Real world elastic sizing

I have been using a single vm with the whole elk stack on one machine, 6 cores and 20Gb of ram and all is well.

I am looking to scale up the amount of data we store however the actual rate of messages will be static, just looking to keep months of data instead of days.

On this basis I believe the bottleneck is not going to be with logstash (Messages per second is not going up) but with elasticsearch.

I can scale vertically and just give the instance more CPU, disk IO/space and memory, (simple changes to do) or I could look at scaling out into multiple VMs - would give some redundancy but also wastes more disk space - probably dont want to do this unless I have to as we have no need for HA, messages can que during reboots or problems. Does anyone have any real world examples of large elastic instances? How big is too big?

Horizontal scaling isn't just for improving availability. Shards will be distributed evenly among the cluster's data nodes regardless of whether you have replicas.

By the nature of Elasticsearch, it's recommended to scale horizontally. Especially if you want to leverage the replication feature. As previously stated, in most (almost all) cases multiple nodes are the way to go for a production deployment.

Sure, the issue I have is that any additional VMs will almost certainly be sharing the same hardware and physical disks. Is it still going to be best to scale that way? How horizontal or vertical should I go?

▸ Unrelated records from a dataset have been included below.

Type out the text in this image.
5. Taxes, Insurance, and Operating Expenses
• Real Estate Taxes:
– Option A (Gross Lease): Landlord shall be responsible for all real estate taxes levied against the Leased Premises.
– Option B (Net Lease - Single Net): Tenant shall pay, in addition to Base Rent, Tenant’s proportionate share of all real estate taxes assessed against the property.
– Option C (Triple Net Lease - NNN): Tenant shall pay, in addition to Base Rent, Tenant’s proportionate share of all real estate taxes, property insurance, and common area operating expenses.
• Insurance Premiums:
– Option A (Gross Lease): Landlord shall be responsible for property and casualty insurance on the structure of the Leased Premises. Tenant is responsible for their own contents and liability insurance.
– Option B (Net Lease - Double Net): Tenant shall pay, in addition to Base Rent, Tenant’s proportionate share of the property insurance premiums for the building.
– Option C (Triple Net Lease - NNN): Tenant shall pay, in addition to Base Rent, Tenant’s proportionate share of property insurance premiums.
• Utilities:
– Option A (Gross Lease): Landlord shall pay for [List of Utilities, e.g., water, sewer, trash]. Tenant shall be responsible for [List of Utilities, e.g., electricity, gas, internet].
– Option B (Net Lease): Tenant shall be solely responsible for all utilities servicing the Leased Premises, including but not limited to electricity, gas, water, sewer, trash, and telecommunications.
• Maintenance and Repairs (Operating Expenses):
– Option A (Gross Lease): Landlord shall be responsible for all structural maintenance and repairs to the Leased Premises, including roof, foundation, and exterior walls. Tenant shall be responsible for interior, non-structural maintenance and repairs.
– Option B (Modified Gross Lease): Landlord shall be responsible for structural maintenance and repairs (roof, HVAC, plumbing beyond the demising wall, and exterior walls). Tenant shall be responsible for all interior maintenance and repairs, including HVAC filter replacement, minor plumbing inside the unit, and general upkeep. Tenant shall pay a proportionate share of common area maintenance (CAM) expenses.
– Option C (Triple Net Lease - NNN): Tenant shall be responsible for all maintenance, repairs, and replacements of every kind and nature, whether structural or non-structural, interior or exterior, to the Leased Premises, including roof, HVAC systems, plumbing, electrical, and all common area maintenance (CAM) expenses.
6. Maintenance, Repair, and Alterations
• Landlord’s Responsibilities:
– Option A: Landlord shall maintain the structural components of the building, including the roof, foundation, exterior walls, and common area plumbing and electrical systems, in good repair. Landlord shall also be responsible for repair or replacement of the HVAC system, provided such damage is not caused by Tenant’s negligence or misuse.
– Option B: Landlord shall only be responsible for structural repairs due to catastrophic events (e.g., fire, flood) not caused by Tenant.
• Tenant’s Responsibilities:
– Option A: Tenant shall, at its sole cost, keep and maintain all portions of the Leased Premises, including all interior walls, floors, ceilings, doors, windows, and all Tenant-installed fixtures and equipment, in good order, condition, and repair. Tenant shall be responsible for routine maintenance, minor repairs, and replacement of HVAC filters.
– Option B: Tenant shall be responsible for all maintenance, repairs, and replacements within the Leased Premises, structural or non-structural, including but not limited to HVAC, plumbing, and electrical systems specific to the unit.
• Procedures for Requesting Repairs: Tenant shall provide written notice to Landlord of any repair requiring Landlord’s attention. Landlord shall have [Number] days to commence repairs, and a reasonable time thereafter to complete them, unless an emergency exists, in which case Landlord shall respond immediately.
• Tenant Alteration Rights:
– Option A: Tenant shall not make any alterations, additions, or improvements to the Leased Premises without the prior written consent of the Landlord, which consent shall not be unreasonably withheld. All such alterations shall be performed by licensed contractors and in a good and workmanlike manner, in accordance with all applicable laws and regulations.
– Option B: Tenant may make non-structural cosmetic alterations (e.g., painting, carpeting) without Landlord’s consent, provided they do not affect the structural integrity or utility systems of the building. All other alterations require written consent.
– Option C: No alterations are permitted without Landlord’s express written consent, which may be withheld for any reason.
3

e.g. Lets imagine I have 80GB of ram, 24 cores and 10TB of disk to play with.

So I could go Huge:

1 VM with 24 cores, 80GB of ram and 10TB of disk

Big:

3 VMs with 8 cores, 25Gb of ram and 3.3TB of disk.

Medium:

10 Vms with 2 cores each, 8Gb of ram and 1TB of disk

or Micro:

20 Vms with 1 core each, 4GB of ram and 500Gb disk

Again, they will likely be sharing the same hardware.

If all nodes would end up on the same hardware anyway, it probably makes sense to use as few nodes as possible. If the hardware also needs to host Logstash, a single Elasticsearch node with around 64GB of RAM and 30GB heap may be the way to go.